In his classic book, The Doctrine of Repentance, Thomas Watson outlined six ingredients for true repentance:
- The first is the sight of sin, whereby a person comes to himself (Luke 15:17) and views his lifestyle as sinful. If we fail to see our sin, we rarely, if ever, are motivated to repent.
- The second ingredient for true repentance is sorrow for sin (Psalm 38:18). We need to feel the nails of the cross in our souls as we sin. Repentance includes both godly grief and holy agony (2 Corinthians 7:10). The fruit of repentance is revealed in genuine, anguishing sorrow over the offense itself, not just the consequences of it. Sorrow for sin is seen in the ongoing righteous actions it produces. True repentance lingers in the soul and not just on the lips.
- The third ingredient is the confession of sin. The humble sinner voluntarily passes judgment on himself as he sincerely admits to the specific sins of his heart. We must not relent of our confession until all of it is freely and fully admitted. We must pluck up any hidden root of sin within us. “Beware lest there be among you a root bearing poisonous and bitter fruit” (Deuteronomy 28:19).

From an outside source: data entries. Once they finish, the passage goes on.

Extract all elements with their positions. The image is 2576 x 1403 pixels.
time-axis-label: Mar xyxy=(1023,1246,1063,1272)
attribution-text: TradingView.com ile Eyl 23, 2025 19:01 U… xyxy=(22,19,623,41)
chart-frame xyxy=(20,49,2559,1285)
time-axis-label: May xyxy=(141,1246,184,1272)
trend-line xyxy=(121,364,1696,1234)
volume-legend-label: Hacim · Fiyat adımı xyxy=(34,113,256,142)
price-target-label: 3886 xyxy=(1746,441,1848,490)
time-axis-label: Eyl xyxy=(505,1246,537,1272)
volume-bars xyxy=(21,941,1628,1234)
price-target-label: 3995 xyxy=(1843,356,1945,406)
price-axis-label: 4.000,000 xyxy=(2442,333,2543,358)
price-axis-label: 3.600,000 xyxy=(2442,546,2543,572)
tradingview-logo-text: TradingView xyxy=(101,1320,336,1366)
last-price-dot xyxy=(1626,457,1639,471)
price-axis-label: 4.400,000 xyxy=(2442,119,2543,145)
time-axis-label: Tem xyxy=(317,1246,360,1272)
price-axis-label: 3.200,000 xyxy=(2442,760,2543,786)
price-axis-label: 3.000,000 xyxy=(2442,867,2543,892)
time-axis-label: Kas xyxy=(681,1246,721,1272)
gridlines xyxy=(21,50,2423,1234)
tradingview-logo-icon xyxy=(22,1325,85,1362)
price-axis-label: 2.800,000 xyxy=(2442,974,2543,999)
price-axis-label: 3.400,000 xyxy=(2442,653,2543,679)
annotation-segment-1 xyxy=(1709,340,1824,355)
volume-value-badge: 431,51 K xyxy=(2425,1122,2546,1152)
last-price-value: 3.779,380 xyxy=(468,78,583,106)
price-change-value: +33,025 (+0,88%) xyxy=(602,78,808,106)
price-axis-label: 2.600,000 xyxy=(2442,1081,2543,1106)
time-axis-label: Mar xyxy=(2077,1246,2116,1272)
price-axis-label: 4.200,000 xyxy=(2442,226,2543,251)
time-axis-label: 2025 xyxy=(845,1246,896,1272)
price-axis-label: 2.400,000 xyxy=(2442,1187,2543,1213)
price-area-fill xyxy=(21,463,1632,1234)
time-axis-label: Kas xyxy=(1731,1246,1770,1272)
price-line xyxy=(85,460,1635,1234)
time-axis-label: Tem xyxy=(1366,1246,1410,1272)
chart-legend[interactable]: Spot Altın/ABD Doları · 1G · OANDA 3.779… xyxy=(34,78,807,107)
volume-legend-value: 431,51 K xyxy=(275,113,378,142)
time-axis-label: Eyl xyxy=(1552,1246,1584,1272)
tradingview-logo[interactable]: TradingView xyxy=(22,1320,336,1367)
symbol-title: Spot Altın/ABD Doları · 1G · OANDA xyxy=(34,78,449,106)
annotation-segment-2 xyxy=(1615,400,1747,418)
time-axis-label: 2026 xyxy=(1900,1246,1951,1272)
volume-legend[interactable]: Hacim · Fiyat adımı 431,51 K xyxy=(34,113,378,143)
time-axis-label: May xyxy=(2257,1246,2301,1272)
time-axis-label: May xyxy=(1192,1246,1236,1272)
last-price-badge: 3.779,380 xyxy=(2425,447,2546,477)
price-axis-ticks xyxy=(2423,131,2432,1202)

- The fourth ingredient for true repentance is shame for sin. The color of repentance is blushing red. Repentance causes a holy bashfulness. Ezra 9:6 says, “O my God, I am ashamed and blush to lift my face to you, my God, for our iniquities have risen higher than our heads, and our guilt has mounted up to the heavens.” The repenting prodigal was so ashamed of his sin that he did not feel he deserved to be a son anymore (Luke 15:21). Sin makes us shamefully naked and deformed in God’s eyes and puts Christ to shame, the One who took the scorn of the cross on Himself.